Leaving content strategy for last?
Many digital project teams leave content strategy until the last minute. It’s a common misconception that content strategy is just content, and content is just words. So, you can forge ahead with major decisions without involving your content strategy team.
But content strategy involves far more than words. It means making sure your users can digest, understand, and act on every piece of information on your site or app. When pulled into the conversation last, your content strategy will be a constant source of trouble and rework. But it also won’t be the powerhouse it could be to make your product truly digestible, understandable, and easy for your users.
You’re leaving strategy for last.
If content strategists aren’t present for early discussions, they must do their later work around the void: the space dictated by marketing needs, visual design choices, development constraints, and… zero content strategy expertise. This robs content strategists of their main power: strategy.
Unmoored from strategy and hopelessly siloed from the rest of the team, content strategists trying to work their magic at the end of the project are bound by whatever strategic decisions have already been made. This is frustrating for them, certainly, but it also means that your site or app will now be missing that critical content strategy thought that it needs to be successful.
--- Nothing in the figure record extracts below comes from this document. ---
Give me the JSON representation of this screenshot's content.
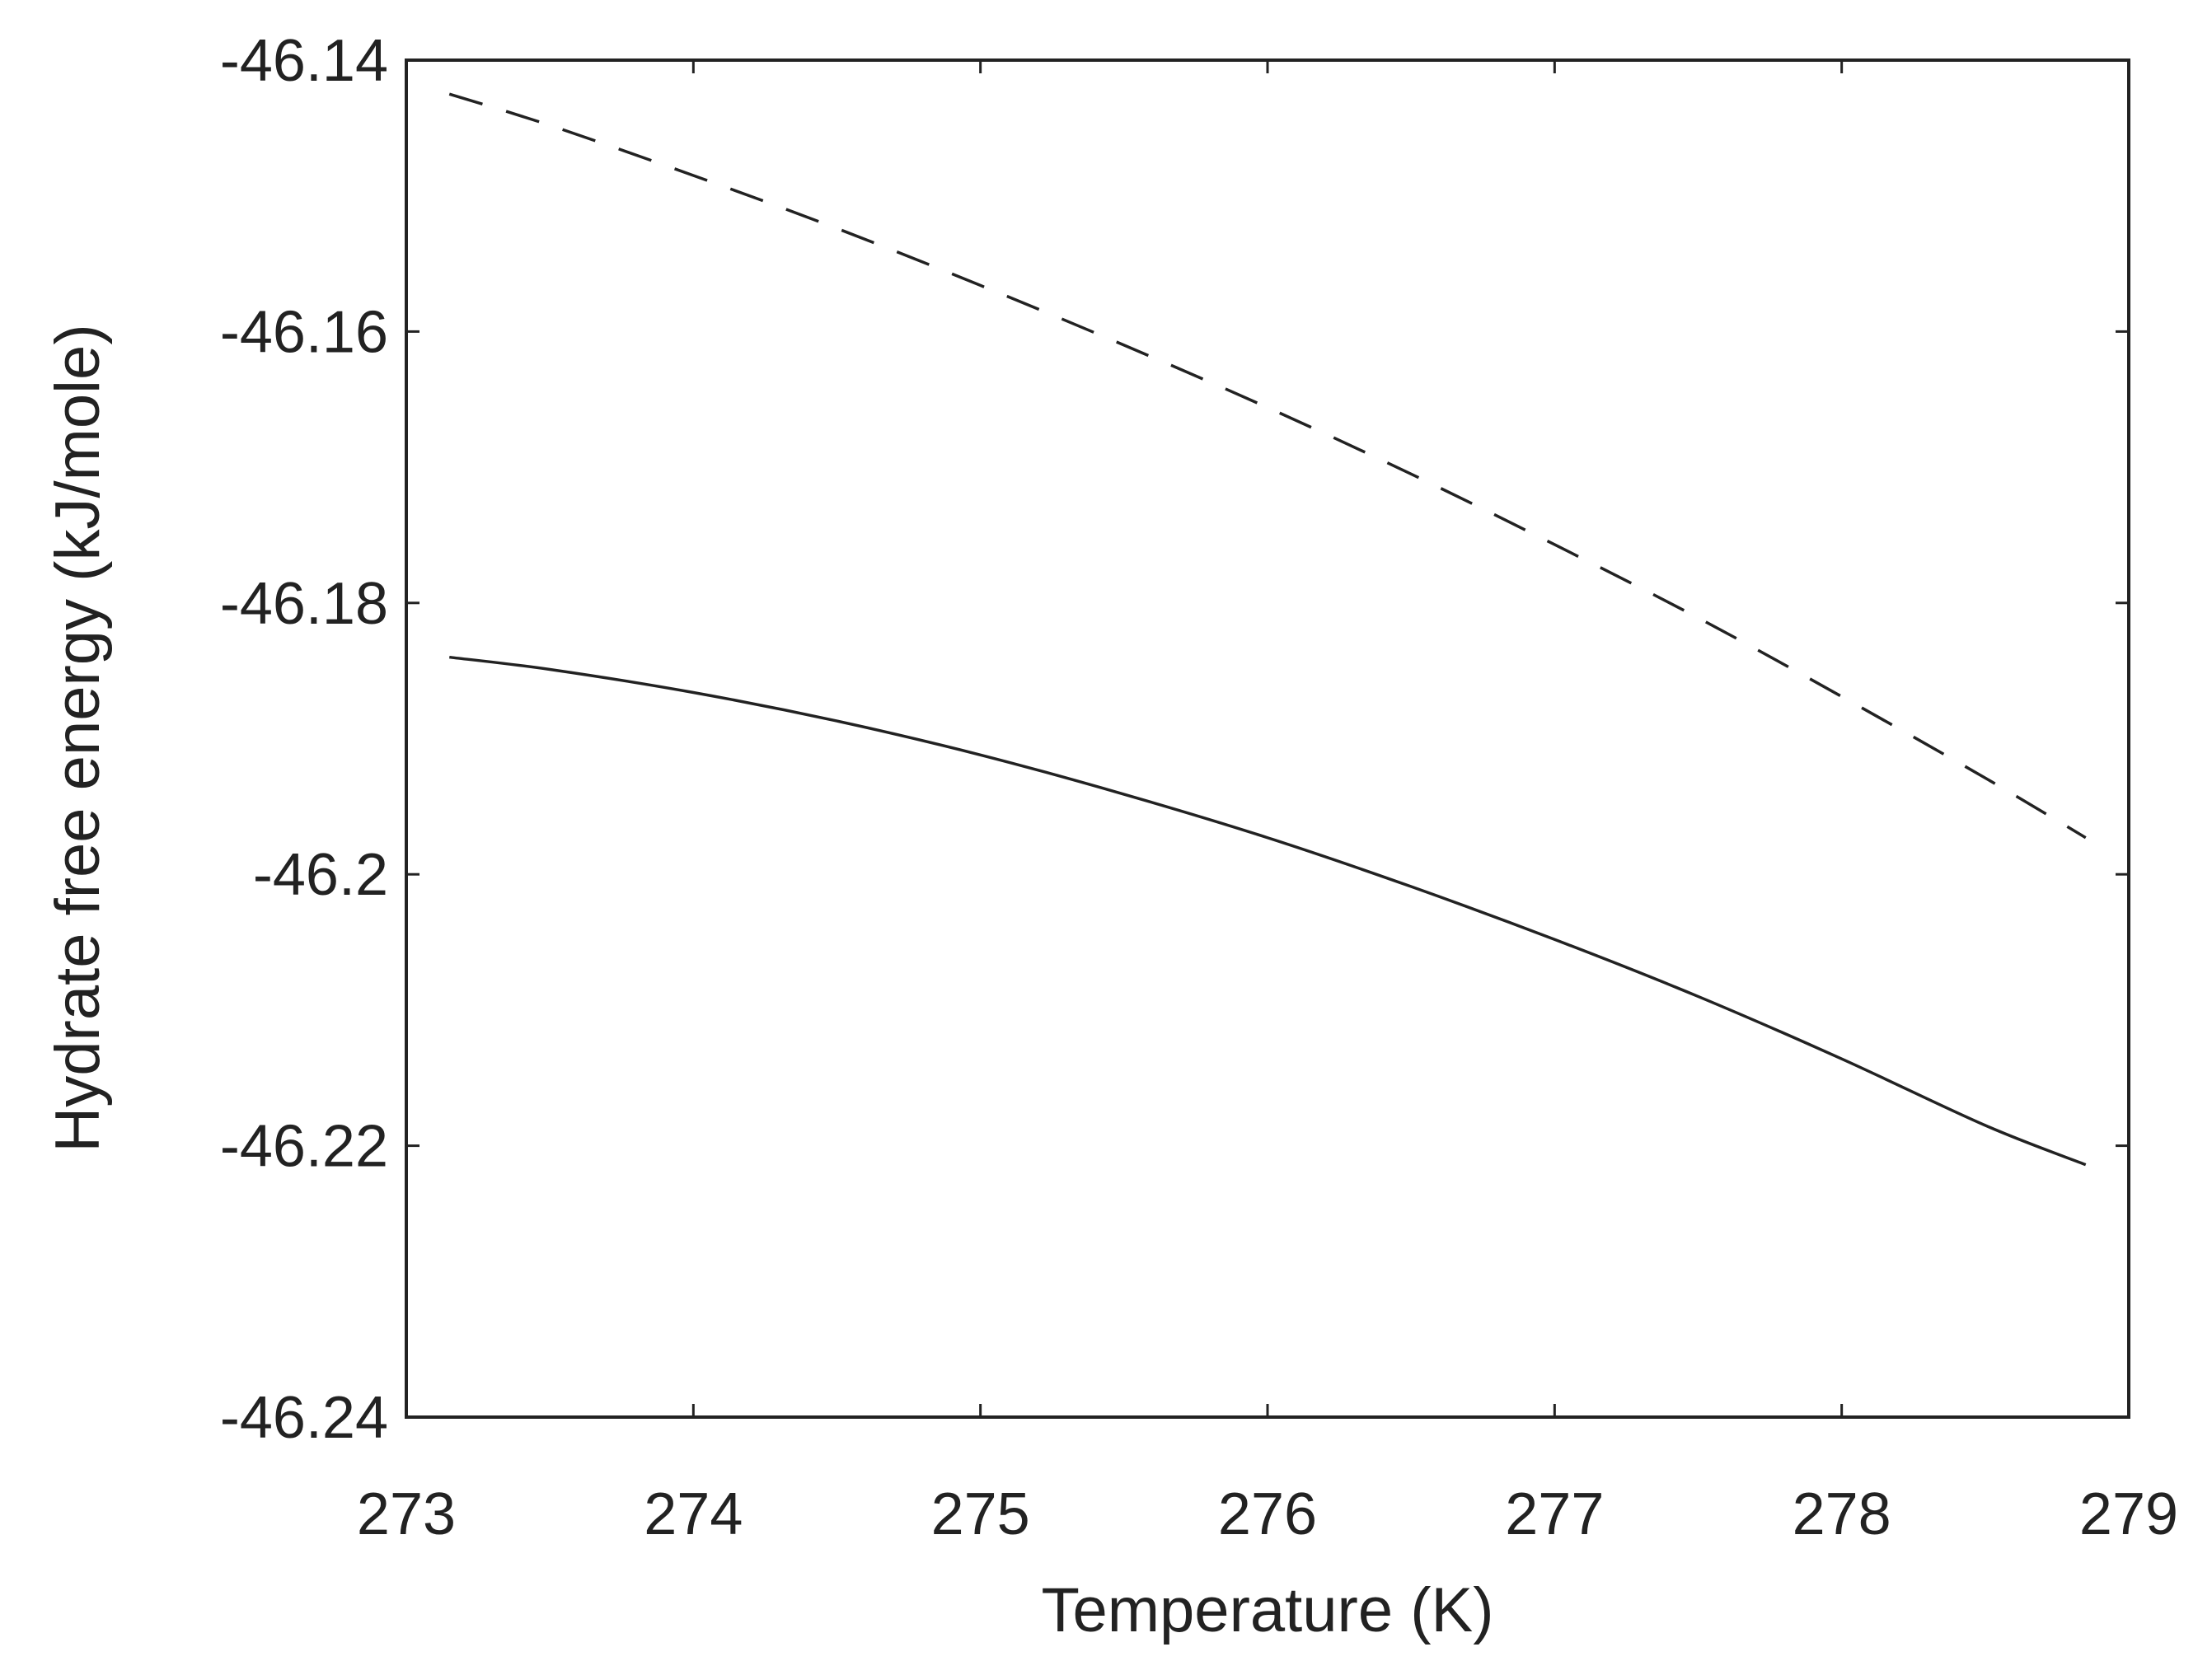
{
  "chart_data": {
    "type": "line",
    "xlabel": "Temperature (K)",
    "ylabel": "Hydrate free energy (kJ/mole)",
    "xlim": [
      273,
      279
    ],
    "ylim": [
      -46.24,
      -46.14
    ],
    "xticks": [
      273,
      274,
      275,
      276,
      277,
      278,
      279
    ],
    "xtick_labels": [
      "273",
      "274",
      "275",
      "276",
      "277",
      "278",
      "279"
    ],
    "yticks": [
      -46.24,
      -46.22,
      -46.2,
      -46.18,
      -46.16,
      -46.14
    ],
    "ytick_labels": [
      "-46.24",
      "-46.22",
      "-46.2",
      "-46.18",
      "-46.16",
      "-46.14"
    ],
    "grid": false,
    "legend": "none",
    "series": [
      {
        "style": "dashed",
        "color": "#222222",
        "x": [
          273.15,
          273.5,
          274.0,
          274.5,
          275.0,
          275.5,
          276.0,
          276.5,
          277.0,
          277.5,
          278.0,
          278.5,
          278.85
        ],
        "y": [
          -46.1425,
          -46.1448,
          -46.1485,
          -46.1524,
          -46.1566,
          -46.161,
          -46.1656,
          -46.1705,
          -46.1757,
          -46.1811,
          -46.1869,
          -46.1929,
          -46.1973
        ]
      },
      {
        "style": "solid",
        "color": "#222222",
        "x": [
          273.15,
          273.5,
          274.0,
          274.5,
          275.0,
          275.5,
          276.0,
          276.5,
          277.0,
          277.5,
          278.0,
          278.5,
          278.85
        ],
        "y": [
          -46.184,
          -46.1849,
          -46.1866,
          -46.1887,
          -46.1912,
          -46.1941,
          -46.1973,
          -46.2009,
          -46.2048,
          -46.209,
          -46.2136,
          -46.2185,
          -46.2214
        ]
      }
    ]
  }
}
Late-game involvement means your content team can’t head off major concerns or disastrous decisions based on their expert knowledge. They’ll also be constrained by solutions that the rest of your team has arrived at without concern for how information will best be conveyed. This creates an inevitable disconnect between what your interface wants users to do or understand and their ability to do or understand it.
Other big UX problems are bound to come up with leaving content strategy for last, including:
- Ongoing Issues: Trying to solve major strategic problems without content strategy means rework for where your strategy fails — or letting the problems continue to fester.
- Expensive Setbacks: Content strategy, when it finally begins, will inevitably break the layout or create an edge case, which means extra time spent reworking design and development.
- Unchecked Risks: Concerns that a content strategist could have identified and provided solutions to early on go unnoticed. In the weeks leading up to launch, you’re busy putting out fires and plugging holes in your budget that could have been avoided.
- Missed Opportunities: Good content strategy established early in a project can bring efficiency-boosting clarity to business processes and definitions.
- Poor Experience: Without a content strategist to speak to their expertise, user experience will suffer, wasting time, money, and energy.
Content Strategy—From the Start
Failure is inevitable when trying to solve strategic problems without a critical part of your team. You wouldn’t dream of making project planning decisions without your project manager. Likewise, you’re missing essential UX input if you make strategic decisions without your content strategist.
Every element of a site or app contributes to the user experience, and that includes content strategy. Including content strategists from the very start of a project gives your product the benefit of their user-informed, content-specific perspective from beginning to end. They’ll make choices, for example, about navigation, structure, organization, interactions, and the presentation of information in a way that will help your users complete tasks and engage with your site or app more easily.
Support your project’s success by giving your content strategy team their very own seat at the discussion table, from the very beginning stages of project planning all the way to project launch.